Across a normal shock, pressure, temperature, and density jump discontinuously while entropy increases irreversibly. Shock relations derived from conservation of mass, momentum, and energy provide algebraic equations relating upstream and downstream states to shock Mach number. Stronger shocks (higher M₁) produce larger pressure and temperature jumps, critical for hypersonic vehicle design and high-speed inlet analysis.
From your study of normal shock waves and Mach number effects, you know that a normal shock is a thin discontinuity across which supersonic flow abruptly becomes subsonic. What the Rankine-Hugoniot relations — the shock relations — provide is a precise algebraic accounting of how much each property changes. The derivation applies conservation of mass, momentum, and energy across a thin control volume straddling the shock, along with the perfect-gas equation of state. The result is a set of equations expressing the downstream-to-upstream ratios of pressure, temperature, density, and Mach number entirely as functions of the upstream Mach number M₁.
The qualitative pattern is worth memorizing. Across a normal shock, pressure, temperature, and density all increase discontinuously. The Mach number drops from supersonic (M₁ > 1) to always subsonic (M₂ < 1). Stagnation temperature is conserved — the shock is adiabatic, so no heat crosses the boundary — but stagnation pressure decreases because entropy is generated irreversibly inside the shock. This entropy increase is the thermodynamic signature of the shock's irreversibility: no work is done on the fluid, no heat is added, yet entropy rises. The stronger the shock (larger M₁), the greater the entropy production and the greater the stagnation pressure loss.

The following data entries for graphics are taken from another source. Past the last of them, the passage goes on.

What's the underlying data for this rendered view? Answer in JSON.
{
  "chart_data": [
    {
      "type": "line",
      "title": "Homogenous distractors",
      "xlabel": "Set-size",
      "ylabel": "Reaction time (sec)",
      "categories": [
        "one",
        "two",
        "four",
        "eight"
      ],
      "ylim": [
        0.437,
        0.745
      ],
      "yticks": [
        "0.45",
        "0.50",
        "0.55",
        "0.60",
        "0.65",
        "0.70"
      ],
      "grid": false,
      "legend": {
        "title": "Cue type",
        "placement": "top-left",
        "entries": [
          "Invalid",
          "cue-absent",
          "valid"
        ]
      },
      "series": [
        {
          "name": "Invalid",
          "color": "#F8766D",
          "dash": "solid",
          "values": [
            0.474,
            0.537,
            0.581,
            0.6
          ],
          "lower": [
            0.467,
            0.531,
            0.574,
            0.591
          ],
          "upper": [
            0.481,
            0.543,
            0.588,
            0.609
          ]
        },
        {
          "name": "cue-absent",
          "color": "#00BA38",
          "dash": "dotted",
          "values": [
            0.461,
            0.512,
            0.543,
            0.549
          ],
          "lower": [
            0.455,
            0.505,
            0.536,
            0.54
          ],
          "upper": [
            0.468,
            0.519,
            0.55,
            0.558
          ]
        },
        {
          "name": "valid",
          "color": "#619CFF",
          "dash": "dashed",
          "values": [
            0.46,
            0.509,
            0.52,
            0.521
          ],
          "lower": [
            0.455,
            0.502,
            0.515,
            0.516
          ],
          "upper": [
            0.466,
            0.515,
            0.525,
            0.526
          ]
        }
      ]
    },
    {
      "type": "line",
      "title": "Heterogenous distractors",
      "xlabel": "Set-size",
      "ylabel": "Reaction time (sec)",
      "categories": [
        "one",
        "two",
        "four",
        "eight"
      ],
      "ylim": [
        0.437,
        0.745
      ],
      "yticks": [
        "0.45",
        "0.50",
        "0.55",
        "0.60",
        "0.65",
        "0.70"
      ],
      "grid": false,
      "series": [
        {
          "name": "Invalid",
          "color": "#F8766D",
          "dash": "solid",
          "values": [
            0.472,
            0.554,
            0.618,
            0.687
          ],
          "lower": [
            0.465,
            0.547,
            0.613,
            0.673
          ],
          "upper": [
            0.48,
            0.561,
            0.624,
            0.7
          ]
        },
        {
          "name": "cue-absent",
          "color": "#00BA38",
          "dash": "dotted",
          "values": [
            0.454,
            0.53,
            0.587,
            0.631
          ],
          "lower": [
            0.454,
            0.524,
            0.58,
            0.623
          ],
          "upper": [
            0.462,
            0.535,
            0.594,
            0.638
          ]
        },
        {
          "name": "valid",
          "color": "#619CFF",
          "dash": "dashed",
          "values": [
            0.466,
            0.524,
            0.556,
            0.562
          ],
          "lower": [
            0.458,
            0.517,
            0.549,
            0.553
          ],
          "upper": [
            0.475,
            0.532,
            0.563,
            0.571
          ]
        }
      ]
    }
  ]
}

The normal shock table encodes these relationships numerically. For any M₁, you can read off p₂/p₁, T₂/T₁, ρ₂/ρ₁, M₂, and the stagnation pressure ratio p₀₂/p₀₁. At M₁ = 1, all ratios equal 1 — infinitesimally weak shock, no change. As M₁ → ∞, pressure and temperature ratios grow without bound, but ρ₂/ρ₁ approaches a finite limit of (γ+1)/(γ−1) ≈ 6 for air. This density limit has a physical interpretation: the temperature rise increases pressure enough to resist further compression regardless of shock strength.
The engineering application that makes these relations critical is supersonic inlet design. In a jet engine flying at supersonic speed, air must be decelerated to subsonic conditions before entering the compressor. If a single strong normal shock accomplishes all the deceleration, the stagnation pressure loss is enormous — degrading thrust and fuel efficiency significantly. This is why military aircraft inlets use oblique shocks (your next topic) to perform the deceleration in multiple gentler steps, each producing lower entropy, recovering more stagnation pressure before the final, weakened normal shock closes out the deceleration.